Securitization industry group to open D.C. office

In a sign of how much is at stake for Wall Street as lawmakers and regulators hone their response to the financial crisis, a New York group representing the industry that packages loans into securities said Monday that it is opening a Washington office.

The American Securitization Forum also said it has enlisted a vet­eran of the Senate banking committee staff to spearhead its efforts. Jim Johnson, who worked for Sen. Richard C. Shelby of Alabama, the committee’s ranking Republican, will head the Washington office.

“There’s a volume of rulemaking around securitization that is unprecedented right now that is occurring in Washington . . . and it’s critical for the securitization industry to be able to effectively provide feedback to those regulators who are engaging in that rulemaking,” said Tom Deutsch, the group’s executive director.

The group represents firms at the heart of the financial markets, including businesses blamed for helping to bring the system to the brink of collapse in 2008. What these companies have in common is an interest in the packaging of debt — such as mortgages, car loans and credit-card receivables — into securities for sale to investors. The group includes banks, law firms, accounting firms and credit-rating agencies, among others. It also includes investment firms such as hedge funds that buy debt securities.

The group favors curbing the power of Fannie Mae and Freddie Mac, wards of the government that dominate the mortgage market and hold advantages over private competitors. The group nonetheless lists Fannie and Freddie as members of the ASF.

The organization’s agenda is focused largely on shaping the way regulators implement the landmark financial regulation bill that Congress approved last year to reduce the risk of future market meltdowns.

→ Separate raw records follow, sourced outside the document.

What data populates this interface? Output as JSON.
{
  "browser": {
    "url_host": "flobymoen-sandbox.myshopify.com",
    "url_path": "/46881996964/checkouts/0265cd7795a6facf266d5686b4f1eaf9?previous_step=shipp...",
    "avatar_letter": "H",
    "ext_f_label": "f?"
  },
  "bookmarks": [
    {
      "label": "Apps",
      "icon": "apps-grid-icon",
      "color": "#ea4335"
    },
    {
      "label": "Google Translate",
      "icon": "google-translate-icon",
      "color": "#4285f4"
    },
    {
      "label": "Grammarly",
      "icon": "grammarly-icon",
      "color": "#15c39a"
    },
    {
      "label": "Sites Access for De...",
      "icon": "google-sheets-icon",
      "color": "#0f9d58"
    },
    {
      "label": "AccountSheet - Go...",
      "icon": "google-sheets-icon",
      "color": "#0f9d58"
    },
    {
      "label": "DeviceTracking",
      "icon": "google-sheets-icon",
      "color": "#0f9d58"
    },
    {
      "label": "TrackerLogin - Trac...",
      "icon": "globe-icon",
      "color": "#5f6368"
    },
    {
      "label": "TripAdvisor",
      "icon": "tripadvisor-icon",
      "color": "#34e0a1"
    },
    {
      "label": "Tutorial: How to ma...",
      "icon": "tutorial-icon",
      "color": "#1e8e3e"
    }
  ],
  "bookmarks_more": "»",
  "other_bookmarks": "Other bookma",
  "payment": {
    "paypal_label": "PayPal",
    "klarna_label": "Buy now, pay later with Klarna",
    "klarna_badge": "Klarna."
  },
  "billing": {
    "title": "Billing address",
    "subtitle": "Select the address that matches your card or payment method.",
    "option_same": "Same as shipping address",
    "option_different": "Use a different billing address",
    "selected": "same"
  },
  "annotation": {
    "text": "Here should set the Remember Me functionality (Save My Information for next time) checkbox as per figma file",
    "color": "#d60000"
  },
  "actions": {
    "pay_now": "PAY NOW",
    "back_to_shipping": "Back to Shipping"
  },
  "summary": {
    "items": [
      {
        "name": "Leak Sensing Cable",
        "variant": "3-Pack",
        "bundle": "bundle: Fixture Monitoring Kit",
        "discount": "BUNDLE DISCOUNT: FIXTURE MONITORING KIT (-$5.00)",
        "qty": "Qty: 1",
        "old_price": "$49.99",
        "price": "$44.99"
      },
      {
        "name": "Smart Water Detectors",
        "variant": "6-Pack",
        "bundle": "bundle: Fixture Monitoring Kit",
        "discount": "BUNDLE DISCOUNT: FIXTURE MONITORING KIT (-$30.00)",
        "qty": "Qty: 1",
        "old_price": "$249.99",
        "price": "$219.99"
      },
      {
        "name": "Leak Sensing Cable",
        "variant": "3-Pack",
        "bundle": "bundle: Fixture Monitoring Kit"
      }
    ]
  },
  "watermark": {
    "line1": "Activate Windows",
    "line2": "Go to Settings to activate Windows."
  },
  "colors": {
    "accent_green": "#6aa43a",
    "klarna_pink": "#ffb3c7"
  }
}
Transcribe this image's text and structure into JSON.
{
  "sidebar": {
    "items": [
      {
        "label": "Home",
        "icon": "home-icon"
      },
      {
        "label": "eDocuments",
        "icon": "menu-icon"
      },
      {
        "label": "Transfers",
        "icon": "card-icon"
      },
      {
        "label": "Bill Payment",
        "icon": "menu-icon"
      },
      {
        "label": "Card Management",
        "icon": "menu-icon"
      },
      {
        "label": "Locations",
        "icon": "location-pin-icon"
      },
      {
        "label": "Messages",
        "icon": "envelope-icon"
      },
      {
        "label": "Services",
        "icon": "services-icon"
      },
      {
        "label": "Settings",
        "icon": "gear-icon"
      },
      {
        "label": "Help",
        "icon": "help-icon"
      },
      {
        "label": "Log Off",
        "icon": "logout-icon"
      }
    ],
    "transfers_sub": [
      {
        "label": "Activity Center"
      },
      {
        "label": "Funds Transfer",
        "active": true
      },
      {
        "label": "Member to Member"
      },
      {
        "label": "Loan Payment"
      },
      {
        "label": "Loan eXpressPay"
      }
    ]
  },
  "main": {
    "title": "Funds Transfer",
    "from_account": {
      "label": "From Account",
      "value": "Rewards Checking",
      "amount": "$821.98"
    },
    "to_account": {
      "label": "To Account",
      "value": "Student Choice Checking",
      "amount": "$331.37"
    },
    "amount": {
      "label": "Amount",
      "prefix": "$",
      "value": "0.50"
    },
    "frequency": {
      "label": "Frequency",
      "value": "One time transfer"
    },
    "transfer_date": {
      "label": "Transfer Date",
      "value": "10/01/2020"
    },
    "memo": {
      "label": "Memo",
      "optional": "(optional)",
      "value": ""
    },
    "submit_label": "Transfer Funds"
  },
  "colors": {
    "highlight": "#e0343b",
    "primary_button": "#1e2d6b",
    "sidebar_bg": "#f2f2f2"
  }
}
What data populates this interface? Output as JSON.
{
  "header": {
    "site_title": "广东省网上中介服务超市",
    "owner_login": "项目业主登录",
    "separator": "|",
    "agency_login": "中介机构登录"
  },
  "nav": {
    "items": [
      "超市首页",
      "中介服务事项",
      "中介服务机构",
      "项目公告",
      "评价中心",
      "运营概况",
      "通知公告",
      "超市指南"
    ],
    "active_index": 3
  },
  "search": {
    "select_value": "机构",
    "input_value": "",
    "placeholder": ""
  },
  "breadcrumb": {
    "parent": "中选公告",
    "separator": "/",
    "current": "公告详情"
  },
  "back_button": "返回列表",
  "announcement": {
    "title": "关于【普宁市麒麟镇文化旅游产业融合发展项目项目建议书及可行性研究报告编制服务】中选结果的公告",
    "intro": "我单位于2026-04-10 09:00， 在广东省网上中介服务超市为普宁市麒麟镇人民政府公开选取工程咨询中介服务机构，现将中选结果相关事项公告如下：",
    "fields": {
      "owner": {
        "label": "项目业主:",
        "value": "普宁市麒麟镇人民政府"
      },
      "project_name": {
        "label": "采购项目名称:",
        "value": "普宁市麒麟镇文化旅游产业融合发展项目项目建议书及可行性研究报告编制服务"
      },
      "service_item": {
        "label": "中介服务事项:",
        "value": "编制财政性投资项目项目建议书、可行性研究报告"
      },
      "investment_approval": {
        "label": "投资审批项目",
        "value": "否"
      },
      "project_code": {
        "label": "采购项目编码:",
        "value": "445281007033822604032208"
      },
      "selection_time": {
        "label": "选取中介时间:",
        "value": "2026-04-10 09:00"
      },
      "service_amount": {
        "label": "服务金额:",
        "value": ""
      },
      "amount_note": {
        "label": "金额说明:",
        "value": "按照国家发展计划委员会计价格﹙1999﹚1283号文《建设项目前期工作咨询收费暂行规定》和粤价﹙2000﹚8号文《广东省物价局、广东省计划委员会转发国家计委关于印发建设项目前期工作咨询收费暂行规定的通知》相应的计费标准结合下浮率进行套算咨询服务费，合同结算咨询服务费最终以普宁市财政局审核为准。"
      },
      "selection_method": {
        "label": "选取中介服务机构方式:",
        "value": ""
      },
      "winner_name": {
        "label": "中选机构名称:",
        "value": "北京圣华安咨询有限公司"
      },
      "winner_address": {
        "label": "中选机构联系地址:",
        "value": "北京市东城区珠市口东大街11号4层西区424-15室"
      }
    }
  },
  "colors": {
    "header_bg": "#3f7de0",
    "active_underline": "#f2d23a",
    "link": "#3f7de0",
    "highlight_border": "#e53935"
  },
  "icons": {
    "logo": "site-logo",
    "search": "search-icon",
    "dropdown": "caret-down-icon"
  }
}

One of the measures that most concerns the group — a requirement that securitizers retain some stake in the securities they sell — is up for consideration this week at agencies such as the Federal Deposit Insurance Corp. and the Securities and Exchange Commission.

During the housing market’s bubble years, financial firms profited upfront from pooling mortgages into securities. But by the time the securities imploded, someone else owned them and the securitizers were insulated from the losses. Lawmakers concluded that the disconnect made it easier for Wall Street to sell investments of dubious quality.

To prevent a repeat, Congress mandated that securitizers keep what is colloquially called “skin in the game”— at least a minimum ownership stake in the securities they sell.

The ASF has argued that the requirement should not apply to transactions known as corporate debt repackagings, which involve the resale of previously issued corporate bonds.

Mortgages that meet certain standards would be exempt from the skin-in-the-game requirement. A key question is how big the borrower’s downpayment should be on those loans. The ASF opposes efforts to require downpayments of more than 20 percent on “qualified residential mortgages.”

The group is also trying to preserve a role for credit-rating agencies. They were criticized for giving top grades to securities that later proved flawed, and Congress called on regulators to end their reliance on ratings as regulatory standards.

Another objective of the American Securitization Forum is for the government to pave the way for Wall Street to issue a class of securities known as covered bonds, which would be backed by assets. Securitizers argue that the government should make clear that if the firms issuing the bonds became insolvent the FDIC could not seize the assets backing the bonds.

The group says it is trying to assure the availability of needed credit.

But analyst Christopher Whalen of Institutional Risk Analytics said Wall Street is trying to recapture some of the freedom of its go-go years.

“I think The Street is trying very hard to find a way to restart the marketplace for nonprime debt of all descriptions,” he said.